This document describes how to troubleshoot issues related to this error : " Database Communication Error " while CUCM page is accessed.
Cisco recommends that you have knowledge of this topic:
Cisco Unified Communications Manager (CUCM) version 11.5
The information in this document is based on CCM version 11.5
The information in this document was created from the devices in a specific lab environment. All of the devices used in this document started with a cleared (default) configuration. If your network is live, ensure that you understand the potential impact of any command.
This document helps you to understand the scneario and TAC techniques to troubleshoot when you get Database Communication error while the CUCM GUI page is accessed.
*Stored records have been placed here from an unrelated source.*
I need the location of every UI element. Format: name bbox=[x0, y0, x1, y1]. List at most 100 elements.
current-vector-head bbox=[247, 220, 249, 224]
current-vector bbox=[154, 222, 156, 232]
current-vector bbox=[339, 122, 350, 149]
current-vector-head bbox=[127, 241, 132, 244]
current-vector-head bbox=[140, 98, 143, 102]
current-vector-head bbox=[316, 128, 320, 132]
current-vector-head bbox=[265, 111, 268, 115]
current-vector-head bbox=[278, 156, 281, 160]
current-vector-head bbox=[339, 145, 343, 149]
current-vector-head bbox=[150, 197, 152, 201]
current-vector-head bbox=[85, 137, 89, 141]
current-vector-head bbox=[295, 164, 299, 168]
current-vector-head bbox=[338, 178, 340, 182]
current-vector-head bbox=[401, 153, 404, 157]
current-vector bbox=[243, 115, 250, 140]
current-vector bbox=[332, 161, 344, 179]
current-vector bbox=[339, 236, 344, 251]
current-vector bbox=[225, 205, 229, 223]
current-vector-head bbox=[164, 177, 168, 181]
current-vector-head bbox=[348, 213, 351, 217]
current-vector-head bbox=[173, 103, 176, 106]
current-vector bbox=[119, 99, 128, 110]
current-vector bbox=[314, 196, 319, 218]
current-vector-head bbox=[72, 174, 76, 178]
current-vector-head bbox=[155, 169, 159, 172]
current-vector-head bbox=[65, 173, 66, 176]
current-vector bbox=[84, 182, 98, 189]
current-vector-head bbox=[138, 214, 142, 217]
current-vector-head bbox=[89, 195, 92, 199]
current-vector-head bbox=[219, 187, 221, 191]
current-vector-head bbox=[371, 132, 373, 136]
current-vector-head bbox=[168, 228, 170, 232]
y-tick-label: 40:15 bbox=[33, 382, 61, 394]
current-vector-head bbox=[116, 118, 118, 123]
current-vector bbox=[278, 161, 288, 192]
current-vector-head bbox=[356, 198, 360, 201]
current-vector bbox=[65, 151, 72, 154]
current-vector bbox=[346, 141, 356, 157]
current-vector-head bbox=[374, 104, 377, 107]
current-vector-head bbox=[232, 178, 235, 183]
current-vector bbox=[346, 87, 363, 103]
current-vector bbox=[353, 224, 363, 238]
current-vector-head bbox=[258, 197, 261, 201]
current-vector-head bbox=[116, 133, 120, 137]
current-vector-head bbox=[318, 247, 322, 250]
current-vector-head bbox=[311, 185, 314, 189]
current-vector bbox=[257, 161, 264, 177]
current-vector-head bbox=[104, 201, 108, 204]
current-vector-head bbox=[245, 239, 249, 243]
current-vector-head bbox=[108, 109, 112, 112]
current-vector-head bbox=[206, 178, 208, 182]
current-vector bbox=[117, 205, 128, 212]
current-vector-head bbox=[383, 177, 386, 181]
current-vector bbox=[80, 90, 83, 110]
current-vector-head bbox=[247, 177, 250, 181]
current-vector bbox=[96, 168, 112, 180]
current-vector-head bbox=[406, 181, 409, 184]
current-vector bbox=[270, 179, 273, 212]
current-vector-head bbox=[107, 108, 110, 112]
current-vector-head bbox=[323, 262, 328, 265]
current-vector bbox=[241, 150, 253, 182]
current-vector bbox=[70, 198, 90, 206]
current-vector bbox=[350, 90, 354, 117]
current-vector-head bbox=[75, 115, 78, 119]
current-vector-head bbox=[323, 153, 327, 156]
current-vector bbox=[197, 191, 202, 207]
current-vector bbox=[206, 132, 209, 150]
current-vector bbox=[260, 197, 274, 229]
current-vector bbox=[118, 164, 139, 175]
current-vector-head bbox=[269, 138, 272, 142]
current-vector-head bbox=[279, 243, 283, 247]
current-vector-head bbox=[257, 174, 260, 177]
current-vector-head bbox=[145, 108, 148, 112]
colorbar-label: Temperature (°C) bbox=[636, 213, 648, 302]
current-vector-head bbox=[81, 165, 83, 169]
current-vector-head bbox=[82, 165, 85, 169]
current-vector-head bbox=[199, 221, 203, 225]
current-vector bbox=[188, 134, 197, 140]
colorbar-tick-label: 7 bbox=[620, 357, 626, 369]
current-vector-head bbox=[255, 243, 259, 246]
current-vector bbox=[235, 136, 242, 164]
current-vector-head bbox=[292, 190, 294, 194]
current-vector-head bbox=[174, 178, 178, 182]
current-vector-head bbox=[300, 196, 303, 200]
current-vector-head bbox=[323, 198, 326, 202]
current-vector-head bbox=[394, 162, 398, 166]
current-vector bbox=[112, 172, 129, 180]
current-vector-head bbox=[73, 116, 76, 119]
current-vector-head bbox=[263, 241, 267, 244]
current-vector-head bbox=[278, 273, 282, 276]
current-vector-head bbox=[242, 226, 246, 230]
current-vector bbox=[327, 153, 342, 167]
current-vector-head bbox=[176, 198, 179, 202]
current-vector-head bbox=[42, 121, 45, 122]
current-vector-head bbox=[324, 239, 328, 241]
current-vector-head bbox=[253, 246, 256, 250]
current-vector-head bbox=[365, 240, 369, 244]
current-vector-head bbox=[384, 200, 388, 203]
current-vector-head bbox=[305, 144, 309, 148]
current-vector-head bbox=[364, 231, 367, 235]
This message indicates that there is a problem with the A Cisco DB service, or it could be related to the ODBC driver, but, this document deals with all what the user can check and a little of what TAC checks when the A Cisco DB service does not work as expected.
One of the biggest causes of this can be an unexpected shutdown of the system. Ungraceful shutdown on Linux OS can result in corruption of files which get closed abruptly when the system shuts down. When this happens, there is a series of files that needs to be closed gracefully. These files might then be needed by the system to complete the boot up process later.
Other causes can be a change in the FQDN, A change from IP address to FQDN or vice-versa without the proper procedure.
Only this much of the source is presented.